I imagine that claim may be hard to believe for many people — I found it hard to believe too, but I have no other obvious answer. If the links were transient the timing is extremely unlikely; no other link crawler found them and I never saw it despite seeing them come in over a spam of multiple months.
But why? Well, presumably the technique is to get the attacked site caught by Google for spammy links, maybe even with the bonus of getting the attacked site caught for cloaking. It’s like any other negative SEO attack based on spam links, but the attacker doesn’t know about the links until they eventually show up in Webmaster Tools — so just monitoring a 3rd party link checker wouldn’t be enough.
It’s kind of like a negative SEO version of the pharma link spamming via hidden links injected into PHP templates that I saw a lot of last year (see this article); where the attacked site doesn’t know they have been compromised for quite some time because users won’t ever see the links.

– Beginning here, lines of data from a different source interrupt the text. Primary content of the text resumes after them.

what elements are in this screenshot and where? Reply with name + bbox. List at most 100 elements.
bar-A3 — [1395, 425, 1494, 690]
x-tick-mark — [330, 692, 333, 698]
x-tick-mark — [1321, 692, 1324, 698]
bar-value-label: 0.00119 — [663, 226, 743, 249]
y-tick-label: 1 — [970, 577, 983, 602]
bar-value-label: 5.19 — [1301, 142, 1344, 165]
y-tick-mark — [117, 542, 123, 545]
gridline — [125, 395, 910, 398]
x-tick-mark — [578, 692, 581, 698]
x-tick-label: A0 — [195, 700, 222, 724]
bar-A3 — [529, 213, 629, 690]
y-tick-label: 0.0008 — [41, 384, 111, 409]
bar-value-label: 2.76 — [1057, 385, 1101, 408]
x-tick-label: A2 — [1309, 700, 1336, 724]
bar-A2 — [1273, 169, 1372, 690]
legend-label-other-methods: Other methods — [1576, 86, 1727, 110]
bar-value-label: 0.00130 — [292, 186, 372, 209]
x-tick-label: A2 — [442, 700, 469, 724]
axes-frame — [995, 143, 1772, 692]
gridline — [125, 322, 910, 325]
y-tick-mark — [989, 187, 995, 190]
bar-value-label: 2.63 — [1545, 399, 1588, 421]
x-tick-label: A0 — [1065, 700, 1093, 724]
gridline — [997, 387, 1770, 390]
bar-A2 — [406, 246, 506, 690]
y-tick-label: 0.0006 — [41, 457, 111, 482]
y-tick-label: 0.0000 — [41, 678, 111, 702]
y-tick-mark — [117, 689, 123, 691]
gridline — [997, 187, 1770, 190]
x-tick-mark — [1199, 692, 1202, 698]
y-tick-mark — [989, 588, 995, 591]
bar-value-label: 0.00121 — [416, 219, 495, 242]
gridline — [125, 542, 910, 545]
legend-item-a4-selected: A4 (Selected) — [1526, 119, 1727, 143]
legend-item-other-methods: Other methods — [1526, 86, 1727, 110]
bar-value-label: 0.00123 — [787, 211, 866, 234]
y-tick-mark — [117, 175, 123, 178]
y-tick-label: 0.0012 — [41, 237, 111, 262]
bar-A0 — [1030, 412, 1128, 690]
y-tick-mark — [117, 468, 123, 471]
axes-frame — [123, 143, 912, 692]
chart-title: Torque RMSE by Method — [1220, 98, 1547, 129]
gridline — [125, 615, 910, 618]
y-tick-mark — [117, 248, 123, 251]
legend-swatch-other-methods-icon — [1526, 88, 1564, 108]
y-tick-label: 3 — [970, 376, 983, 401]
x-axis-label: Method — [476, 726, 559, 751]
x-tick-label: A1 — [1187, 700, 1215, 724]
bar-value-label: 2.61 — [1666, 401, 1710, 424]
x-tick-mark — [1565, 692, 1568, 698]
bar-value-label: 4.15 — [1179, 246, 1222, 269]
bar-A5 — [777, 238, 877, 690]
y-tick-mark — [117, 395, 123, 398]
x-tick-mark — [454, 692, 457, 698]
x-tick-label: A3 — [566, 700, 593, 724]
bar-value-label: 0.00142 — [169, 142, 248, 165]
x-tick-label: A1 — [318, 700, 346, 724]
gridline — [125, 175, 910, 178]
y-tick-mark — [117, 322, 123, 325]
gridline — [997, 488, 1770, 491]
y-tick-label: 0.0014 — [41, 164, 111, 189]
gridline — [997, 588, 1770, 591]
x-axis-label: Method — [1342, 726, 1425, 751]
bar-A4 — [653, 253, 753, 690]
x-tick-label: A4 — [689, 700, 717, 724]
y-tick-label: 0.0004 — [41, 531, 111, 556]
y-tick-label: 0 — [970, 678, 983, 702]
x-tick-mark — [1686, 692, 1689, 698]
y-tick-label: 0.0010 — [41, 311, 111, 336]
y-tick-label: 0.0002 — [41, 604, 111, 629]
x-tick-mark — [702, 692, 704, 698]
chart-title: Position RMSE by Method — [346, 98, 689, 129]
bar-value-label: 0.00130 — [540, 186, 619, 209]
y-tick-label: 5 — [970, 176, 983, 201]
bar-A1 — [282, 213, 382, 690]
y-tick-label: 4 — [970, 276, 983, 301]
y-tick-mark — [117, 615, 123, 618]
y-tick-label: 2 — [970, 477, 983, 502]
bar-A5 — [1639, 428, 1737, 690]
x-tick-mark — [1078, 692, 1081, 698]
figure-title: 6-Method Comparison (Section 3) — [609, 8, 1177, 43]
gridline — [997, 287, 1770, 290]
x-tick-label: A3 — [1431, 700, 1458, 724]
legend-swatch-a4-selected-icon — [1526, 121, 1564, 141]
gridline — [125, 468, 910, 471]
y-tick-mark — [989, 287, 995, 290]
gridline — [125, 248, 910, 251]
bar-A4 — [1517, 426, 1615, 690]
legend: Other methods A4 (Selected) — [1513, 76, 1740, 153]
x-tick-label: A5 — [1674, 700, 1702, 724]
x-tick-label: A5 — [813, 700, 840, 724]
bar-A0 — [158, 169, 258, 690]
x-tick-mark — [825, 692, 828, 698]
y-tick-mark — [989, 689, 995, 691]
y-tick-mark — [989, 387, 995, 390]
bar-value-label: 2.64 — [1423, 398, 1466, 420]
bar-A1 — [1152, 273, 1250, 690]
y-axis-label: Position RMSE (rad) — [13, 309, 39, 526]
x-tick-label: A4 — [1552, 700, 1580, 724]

I disavowed all of these links as soon as they showed up in Webmaster Tools, but I was always behind the curve with that because of the delay of new links showing up and then presumably the delay in those disavows being processed. If the links came in over a period of time at a decent rate (which they did), there would always be dozens of them or more that Google knew about but I had not yet seen & disavowed.
Was this attack successful? Is that what caused my drop in January? I don’t know. We never got an unnatural links warning either. I haven’t seen a new link like that come in since February (they started 404-ing sometime after that) and then last week the site was partially restored:
There hasn’t been any real changes to the site since January, the only SEO change was a 301 redirect of a separate old domain with some existing rank & links to mintyduds.com on May 5th (not something I recommend doing or would normally do, but I was ready to try anything). Maybe that was enough link profile improvement to overcome either the bad links or the thin affiliate flagging, though my previous experience is that restoration from thin affiliate flagging has been a slow restoration rather than a “pop” like that.
The Payday Loan 2.0 “B” update which supposedly launched sometime after Jun 12th and may have dealt with some negative SEO loophole closing (article here), so that maybe was involved even though my restoration was a couple days too early.
Whatever the reason was, it’s nice to be out of the cellar for now. This also shows that it can be really hard to differentiate between affiliate content used in a useful ways vs. a spammy ways without relying on external quality factors.
This is a tough area for Google, and the quality in the long tail for this kind of merchandise is pretty poor once you get past the first couple results. In that first example from above [ Architect Wrinkle Resistant Flat Front Pant ], over 50% of links in the first two pages remains clear low-quality affiliate spam.
After all that, why do I still think negative SEO is nothing to worry about? Because if a sophisticated attack over months like what I’m describing on a new site with a weak link profile that had some spammy signals of its own at worst only worked for a few months, then what do you have to worry about?